Habló su desesperación por ella, yo seguía callada porque ella daba vueltas sobre sí misma, sin mirarme, pensando en voz alta, iba a continuar hablando. Callé.

—Veo que las palabras no bastan, no sé como hacerte saber que eres ¡TÚ!, joder. Que se quiten las demás de en medio porque eres ¡TÚ!

Dijo esos «¡TÚ!» gritando, mirándome como nunca nadie me había mirado, a un palmo de mi rostro, penetrando en mi, extirpándome de golpe el ahora para dejarme caer en su mundo, en sus palabras. Los dijo apuntándome ferozmente con el dedo índice, con fuerza, con su puño cerrado a cal y canto.

—¡La madre que me parió! No, otra vez no, otra vez no Mónica, no voy a dejar que dudes de mí. Cometí un error, del cual no tengo excusa posible, ninguna excusa, pero no te voy a permitir que me digas que eres la sombra. ¿Qué sombra? ¡Qué sombra!

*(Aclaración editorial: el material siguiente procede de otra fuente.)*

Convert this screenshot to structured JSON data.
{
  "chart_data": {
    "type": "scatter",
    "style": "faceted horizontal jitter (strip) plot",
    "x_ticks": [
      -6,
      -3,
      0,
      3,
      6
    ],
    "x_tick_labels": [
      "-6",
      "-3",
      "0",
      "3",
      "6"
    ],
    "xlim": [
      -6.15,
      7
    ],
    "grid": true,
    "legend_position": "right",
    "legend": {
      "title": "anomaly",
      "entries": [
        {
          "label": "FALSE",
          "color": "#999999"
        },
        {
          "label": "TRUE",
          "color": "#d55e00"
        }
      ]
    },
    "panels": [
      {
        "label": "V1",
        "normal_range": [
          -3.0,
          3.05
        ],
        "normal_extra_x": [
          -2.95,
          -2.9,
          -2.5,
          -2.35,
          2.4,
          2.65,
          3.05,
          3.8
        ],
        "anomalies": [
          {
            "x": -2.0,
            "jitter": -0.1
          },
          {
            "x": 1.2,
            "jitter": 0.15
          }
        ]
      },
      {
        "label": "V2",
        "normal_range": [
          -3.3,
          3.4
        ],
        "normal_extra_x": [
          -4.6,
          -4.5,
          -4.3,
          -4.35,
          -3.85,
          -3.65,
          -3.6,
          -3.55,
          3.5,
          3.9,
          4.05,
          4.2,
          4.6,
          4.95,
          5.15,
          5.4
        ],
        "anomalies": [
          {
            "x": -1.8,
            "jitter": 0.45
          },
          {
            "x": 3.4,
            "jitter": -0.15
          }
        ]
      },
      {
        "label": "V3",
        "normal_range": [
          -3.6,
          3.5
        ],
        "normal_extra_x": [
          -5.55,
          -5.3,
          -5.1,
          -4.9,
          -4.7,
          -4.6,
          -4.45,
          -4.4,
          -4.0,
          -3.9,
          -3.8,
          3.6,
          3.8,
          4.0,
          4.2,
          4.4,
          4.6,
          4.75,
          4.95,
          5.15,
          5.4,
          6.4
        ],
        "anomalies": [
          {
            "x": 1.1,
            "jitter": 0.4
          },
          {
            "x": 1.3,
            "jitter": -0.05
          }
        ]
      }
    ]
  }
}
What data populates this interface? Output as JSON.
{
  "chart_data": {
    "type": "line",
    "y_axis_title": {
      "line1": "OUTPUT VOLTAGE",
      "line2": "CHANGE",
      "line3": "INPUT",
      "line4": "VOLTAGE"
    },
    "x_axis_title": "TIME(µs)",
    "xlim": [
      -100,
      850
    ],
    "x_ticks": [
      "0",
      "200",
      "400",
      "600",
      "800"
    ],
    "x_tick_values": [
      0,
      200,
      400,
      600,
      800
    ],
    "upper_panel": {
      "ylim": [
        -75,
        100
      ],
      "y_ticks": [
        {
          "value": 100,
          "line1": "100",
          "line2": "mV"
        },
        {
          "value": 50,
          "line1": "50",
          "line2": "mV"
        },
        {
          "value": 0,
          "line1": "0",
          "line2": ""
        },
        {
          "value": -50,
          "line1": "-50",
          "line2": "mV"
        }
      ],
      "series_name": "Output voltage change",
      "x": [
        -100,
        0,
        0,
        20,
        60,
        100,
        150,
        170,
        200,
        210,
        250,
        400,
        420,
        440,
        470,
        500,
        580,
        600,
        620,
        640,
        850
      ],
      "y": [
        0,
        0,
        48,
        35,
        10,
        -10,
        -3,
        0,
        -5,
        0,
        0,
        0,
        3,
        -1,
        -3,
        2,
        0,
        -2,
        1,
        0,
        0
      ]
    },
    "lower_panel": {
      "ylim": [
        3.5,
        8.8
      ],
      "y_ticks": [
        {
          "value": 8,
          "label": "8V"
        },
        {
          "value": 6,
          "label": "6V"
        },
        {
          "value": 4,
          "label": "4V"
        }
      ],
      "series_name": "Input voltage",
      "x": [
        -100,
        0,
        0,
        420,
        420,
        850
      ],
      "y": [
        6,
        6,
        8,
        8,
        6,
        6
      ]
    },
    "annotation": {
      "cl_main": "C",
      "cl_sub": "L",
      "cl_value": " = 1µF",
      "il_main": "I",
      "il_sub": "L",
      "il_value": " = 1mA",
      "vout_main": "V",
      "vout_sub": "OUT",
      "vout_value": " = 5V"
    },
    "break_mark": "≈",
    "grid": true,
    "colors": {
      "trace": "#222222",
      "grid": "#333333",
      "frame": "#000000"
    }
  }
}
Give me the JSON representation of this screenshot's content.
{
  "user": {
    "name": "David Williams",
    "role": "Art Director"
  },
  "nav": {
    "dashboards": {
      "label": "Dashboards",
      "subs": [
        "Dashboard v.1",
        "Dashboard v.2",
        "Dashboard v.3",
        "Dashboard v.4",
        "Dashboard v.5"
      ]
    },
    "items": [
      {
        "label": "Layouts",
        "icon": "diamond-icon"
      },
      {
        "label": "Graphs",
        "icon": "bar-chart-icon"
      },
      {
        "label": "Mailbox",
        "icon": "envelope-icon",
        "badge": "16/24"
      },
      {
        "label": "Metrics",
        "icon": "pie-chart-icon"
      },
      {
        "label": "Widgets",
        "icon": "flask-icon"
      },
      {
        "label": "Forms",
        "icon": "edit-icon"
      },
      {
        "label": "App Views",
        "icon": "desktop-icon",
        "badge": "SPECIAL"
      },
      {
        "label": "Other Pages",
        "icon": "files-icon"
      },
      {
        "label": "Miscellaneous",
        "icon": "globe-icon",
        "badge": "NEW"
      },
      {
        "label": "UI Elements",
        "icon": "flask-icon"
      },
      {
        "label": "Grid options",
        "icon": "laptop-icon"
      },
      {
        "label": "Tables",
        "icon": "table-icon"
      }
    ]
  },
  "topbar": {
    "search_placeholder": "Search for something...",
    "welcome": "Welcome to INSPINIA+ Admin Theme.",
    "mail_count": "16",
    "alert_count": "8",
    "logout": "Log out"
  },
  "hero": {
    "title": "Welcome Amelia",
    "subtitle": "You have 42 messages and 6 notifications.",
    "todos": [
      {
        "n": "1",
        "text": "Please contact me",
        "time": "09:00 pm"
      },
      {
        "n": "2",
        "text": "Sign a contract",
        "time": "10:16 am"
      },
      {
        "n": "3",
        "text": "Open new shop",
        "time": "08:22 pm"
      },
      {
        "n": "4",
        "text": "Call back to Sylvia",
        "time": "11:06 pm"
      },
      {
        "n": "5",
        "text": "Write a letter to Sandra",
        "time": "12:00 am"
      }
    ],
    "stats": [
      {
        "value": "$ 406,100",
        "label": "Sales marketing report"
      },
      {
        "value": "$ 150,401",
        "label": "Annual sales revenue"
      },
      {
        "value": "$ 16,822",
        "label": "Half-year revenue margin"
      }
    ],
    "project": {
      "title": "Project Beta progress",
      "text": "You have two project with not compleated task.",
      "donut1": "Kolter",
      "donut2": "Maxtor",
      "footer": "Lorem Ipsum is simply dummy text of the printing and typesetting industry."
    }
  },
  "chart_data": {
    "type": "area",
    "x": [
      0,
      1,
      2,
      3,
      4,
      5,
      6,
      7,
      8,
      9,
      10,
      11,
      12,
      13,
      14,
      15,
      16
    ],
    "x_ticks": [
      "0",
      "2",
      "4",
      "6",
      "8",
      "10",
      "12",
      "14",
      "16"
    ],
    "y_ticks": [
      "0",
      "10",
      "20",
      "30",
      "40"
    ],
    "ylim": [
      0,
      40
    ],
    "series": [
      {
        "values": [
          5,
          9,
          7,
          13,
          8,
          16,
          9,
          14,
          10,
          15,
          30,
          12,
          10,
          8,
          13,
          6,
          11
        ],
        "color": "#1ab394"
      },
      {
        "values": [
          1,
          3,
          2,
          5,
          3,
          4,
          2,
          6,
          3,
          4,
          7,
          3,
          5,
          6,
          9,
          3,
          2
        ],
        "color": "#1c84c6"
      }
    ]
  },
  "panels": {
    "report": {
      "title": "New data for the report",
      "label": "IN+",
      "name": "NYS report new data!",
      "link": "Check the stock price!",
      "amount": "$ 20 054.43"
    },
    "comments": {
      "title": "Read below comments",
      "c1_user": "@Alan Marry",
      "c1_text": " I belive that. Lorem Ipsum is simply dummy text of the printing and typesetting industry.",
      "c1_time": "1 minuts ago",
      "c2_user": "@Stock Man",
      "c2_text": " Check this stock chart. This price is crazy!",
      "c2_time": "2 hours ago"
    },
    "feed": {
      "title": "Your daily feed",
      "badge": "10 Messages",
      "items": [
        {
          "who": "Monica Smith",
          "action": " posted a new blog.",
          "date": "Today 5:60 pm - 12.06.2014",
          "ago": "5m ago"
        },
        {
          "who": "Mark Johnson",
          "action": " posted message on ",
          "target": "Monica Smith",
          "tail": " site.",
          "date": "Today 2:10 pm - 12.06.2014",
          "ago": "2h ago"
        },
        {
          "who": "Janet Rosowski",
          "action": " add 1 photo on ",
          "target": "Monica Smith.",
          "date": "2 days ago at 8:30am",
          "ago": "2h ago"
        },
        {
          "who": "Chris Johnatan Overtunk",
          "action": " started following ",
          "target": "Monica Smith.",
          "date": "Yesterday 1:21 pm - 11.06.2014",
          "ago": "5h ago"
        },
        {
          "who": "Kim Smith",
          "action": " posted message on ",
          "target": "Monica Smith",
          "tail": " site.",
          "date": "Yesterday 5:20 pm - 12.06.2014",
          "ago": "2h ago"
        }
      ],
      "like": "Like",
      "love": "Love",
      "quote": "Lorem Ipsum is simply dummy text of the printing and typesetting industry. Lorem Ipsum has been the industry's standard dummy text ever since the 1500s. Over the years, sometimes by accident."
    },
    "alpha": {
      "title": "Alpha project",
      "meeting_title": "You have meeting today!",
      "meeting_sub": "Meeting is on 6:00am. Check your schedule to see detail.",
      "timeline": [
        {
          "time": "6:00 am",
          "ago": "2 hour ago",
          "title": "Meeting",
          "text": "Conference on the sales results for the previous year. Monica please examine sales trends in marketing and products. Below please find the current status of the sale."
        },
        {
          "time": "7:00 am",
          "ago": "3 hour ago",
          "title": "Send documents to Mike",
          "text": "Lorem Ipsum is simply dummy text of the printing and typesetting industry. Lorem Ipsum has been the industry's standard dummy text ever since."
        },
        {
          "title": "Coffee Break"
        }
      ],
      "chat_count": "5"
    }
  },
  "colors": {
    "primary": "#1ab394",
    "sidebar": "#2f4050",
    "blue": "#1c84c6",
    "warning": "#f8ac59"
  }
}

Yo seguía callada, estaba escuchando el monólogo y se me estaban colapsando todas las ideas. Nunca había visto a Vanesa así con nadie, ni cuando le cancelaron un concierto, ni si alguna vez le habían faltado al respeto, nunca. Yo no tenía ningún miedo, aunque estaba levantando la voz, lo hacía dando énfasis, sin faltarme al respeto, como suplicándole al cielo una solución.

—Me hablas de sombras cuando eres mi luz, me hablas de insuficiencia cuando eres mi todo, es que no lo entiendes, no lo entiendes, yo no giro alrededor del sol como el resto de la humanidad, yo giro alrededor de ti. Mi órbita son tus caderas y tu alma es mi centro de gravedad. Pero Mónica, yo ya no te lo puedo decir más claro, eres tú la que tiene que saber si aceptas mi amor o sigues dudando de mi fidelidad, yo más no puedo hacer. Me desvivo por ti, pero a veces eso no basta, no basta.

Aquí acabó, me quedé sin fuerza, me la había robado. ¿Y qué le decía yo ahora?